The Master concluded:

“Pursuant to her acceptance of the Defendant’s Part 36 offer, the Claimant is entitled to her costs to be assessed on the standard basis, if the amount of costs is not agreed.

… In carrying out a detailed assessment I am obliged, pursuant to CPR 44.5(1), to have regard to all the circumstances, one of which is the fact that costs were unreasonably incurred by the premature issue of the proceedings. I must also have regard, pursuant to CPR 44.5(3), to the conduct of the parties, including in particular the efforts made, if any, before and during proceedings in order to try and resolve the dispute.

… In carrying out this detailed assessment the first decision that I have reached is that the Claimant’s costs have been unreasonably incurred as a result of the Claimant issuing proceedings prematurely. My second decision is that the costs claimed are disproportionate. The next step I have to take is to assess those costs to which the Claimant is reasonably entitled. To do this I must have regard to the factors set out in 44.5(3). Having regard to those factors I conclude that the Claimant should recover those costs that she would have recovered had she acted reasonably. I consider that it is within my discretion, if I consider it to be unnecessary, not to carry out a line by line assessment to enable me to decide what costs it is reasonable for the paying party to pay and whether it is reasonable for the paying party to have to pay more than would have recoverable if an alternative regime applied. I have not been referred to any requirement in CPR for a Costs Judge to carry out a line by line assessment in order to decide the amount of costs that it is reasonable for the paying party to have to pay. In this case, I am satisfied that had the Claimant acted reasonably, then her Solicitors would not have been entitled to recover any more than fixed recoverable costs and it seems to me that it would create an injustice if they were to profit as a result of their unreasonable conduct. Having made that decision it is not necessary for me to carry out a line by line assessment. In my judgement, the Court can limit the costs to fixed recoverable costs, and in this case the court should limit the Claimant’s costs to fixed recoverable costs and the court is not necessarily obliged to carry out a line by line assessment of the Claimant’s bill of costs.

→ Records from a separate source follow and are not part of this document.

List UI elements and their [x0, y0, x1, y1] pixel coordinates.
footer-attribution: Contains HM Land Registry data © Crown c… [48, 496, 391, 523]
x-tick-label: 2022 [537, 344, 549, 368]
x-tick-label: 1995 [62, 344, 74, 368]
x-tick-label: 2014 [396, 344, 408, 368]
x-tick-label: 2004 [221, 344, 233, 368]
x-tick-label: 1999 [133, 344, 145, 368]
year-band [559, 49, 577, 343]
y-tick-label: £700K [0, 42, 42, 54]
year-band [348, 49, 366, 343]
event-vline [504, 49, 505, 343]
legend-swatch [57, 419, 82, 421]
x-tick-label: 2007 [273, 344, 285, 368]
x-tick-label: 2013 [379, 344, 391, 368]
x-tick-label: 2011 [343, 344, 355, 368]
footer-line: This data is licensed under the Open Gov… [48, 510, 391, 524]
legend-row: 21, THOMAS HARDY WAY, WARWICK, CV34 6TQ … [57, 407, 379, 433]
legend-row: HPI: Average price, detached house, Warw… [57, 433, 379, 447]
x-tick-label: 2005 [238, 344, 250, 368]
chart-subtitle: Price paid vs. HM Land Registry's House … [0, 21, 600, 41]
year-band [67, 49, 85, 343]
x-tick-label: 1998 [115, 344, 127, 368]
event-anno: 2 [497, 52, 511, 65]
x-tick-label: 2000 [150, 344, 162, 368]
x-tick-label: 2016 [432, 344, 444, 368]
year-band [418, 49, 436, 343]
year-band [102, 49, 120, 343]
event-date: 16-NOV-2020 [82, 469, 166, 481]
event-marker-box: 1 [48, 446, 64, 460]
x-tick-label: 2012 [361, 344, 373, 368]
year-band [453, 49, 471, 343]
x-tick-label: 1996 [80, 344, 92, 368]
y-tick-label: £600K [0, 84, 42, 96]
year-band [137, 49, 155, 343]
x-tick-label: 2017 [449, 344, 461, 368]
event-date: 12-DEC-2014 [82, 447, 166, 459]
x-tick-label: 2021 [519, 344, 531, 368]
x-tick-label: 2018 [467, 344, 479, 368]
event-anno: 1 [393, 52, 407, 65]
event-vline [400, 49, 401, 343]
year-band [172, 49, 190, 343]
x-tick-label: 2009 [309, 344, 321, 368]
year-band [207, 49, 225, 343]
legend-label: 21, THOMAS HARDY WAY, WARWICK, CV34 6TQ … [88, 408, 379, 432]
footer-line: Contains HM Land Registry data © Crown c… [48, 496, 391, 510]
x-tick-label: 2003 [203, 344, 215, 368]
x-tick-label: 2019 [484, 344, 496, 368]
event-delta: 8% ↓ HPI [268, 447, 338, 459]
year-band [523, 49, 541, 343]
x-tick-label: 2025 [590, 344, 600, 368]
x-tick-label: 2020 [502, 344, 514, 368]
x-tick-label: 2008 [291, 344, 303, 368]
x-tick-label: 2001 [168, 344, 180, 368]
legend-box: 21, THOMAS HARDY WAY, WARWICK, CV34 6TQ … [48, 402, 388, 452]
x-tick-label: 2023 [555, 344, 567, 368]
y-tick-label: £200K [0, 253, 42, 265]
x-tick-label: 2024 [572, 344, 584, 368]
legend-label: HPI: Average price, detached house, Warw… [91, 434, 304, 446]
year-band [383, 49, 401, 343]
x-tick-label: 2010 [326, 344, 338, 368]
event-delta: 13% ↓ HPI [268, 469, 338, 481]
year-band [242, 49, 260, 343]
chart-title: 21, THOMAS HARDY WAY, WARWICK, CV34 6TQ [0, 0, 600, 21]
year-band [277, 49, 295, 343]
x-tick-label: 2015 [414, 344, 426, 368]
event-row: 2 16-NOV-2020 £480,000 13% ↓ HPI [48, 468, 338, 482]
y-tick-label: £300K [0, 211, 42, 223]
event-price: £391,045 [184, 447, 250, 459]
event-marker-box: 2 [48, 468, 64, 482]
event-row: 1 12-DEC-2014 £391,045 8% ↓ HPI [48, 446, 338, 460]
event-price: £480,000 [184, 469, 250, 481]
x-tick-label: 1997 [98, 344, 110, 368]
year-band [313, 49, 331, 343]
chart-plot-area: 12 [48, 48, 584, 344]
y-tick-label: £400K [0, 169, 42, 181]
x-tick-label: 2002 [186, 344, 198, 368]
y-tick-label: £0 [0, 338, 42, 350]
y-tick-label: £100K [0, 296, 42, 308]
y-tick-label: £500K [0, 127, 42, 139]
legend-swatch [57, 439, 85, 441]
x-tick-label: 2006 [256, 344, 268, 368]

… Consequently, I assess the Claimant’s costs at an amount which is equal to those costs that would have been payable under Section II of Part 45 of CPR.”

A sensible and robust decision and a warning to misbehaving claimant solicitors. They can go on Santa’s naughty list.


4 thoughts on “Santa’s naughty list

  1. I know there has been chatter recently re pre-proceedings Part 36 acceptance and therefore “standard basis” costs versus fixed recoverable costs but my understanding has always been that “standard basis costs” does not mean “not fixed costs” that is, the RTA fixed recoverable costs is still open to a standard basis or indemnity basis assessment as issues as to recoverability of additional liabilities (i.e. notification issues) and disbursements (no fixed amounts for those) still require a test of reasonableness, necessity etc. I think Claimants take “standard basis” to be “costs at hourly rates” when in reality that is not the case surely?

  2. Think the court of appeal have just determined a similar issue in a case upheld on appeal from a decision by HHJ Platts in Manchester.
    Solomon v Cromwell …i knew the name would come.